Рамис опешил, не ожидая от всегда покладистой и любезной подруги такого отпора, затем, пьяно набычившись, закричал:

– Что ты сказала, женщина? Что тебя рвет от моих друзей?

Совсем близко, должно быть прямо над домом, мощно ударил гром, и Алиса выкрикнула:

– Да, если хочешь! Меня выворачивает и от твоих друзей, и от твоей пьяной рожи. Дай мне пройти! Я спать хочу!

– Сука! Русская потаскушка! – Рамис наотмашь ударил ее по лицу.

Алиса, не успела увернуться, отлетела к стене:

– Что ты делаешь? Ах, ты…

– А что? За все уплачено. Иди в гостиную, я сказал! – визгливо приказал Рамис и снова ударил ее.
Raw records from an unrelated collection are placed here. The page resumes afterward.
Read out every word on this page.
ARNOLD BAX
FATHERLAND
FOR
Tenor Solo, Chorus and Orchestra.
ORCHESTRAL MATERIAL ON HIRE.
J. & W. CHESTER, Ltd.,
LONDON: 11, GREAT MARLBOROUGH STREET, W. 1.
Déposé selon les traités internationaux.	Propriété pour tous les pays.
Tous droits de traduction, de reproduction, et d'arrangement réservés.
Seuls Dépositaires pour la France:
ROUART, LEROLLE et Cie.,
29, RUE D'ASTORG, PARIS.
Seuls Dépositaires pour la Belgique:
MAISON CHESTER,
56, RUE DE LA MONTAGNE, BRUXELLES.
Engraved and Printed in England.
Алисе почти не было больно, она лишь ощутила во рту солоноватый привкус крови. Рамис опять бросился на девушку, но на этот раз она ловко увернулась, проскочила мимо него и влетела в спальню.

Повернув ключ в замке, Алиса упала на кровать и спрятала голову в подушки. Она не плакала. Слез не было, лишь гнетущая тоска. Некуда бежать! Некому жаловаться! Она сама выбрала такую жизнь. Или такая жизнь выбрала ее…

Примерно через полчаса в дверь спальни постучали. Алиса открыла. На пороге стоял Рамис, кажется, он успел прийти в себя.

– Что ты хочешь? – прошелестела Алиса.

– Ладно, я погорячился. – Он говорил с чуть более сильным акцентом, чем обычно.

Алиса села к туалетному столику и хмуро поглядела на себя в зеркало – нижняя губа распухла, в уголке рта запеклась кровь.

– Ты сама виновата. Зачем раздражать мужчину? Вот возьми… – Он бросил ей пачку купюр, не считая. – Купи себе что-нибудь. Золото, бриллианты, я не знаю. Что хочешь… – Рамис с отеческой снисходительностью похлопал ее по плечу и вышел.

Алиса машинально взяла деньги, пересчитала:

«Больше тысячи долларов! Что ж, видно, он и вправду чувствует себя виноватым. Но теперь инцидент исчерпан. Он извинился на свой лад и может продолжать в том же духе. За все уплачено, как он верно подметил».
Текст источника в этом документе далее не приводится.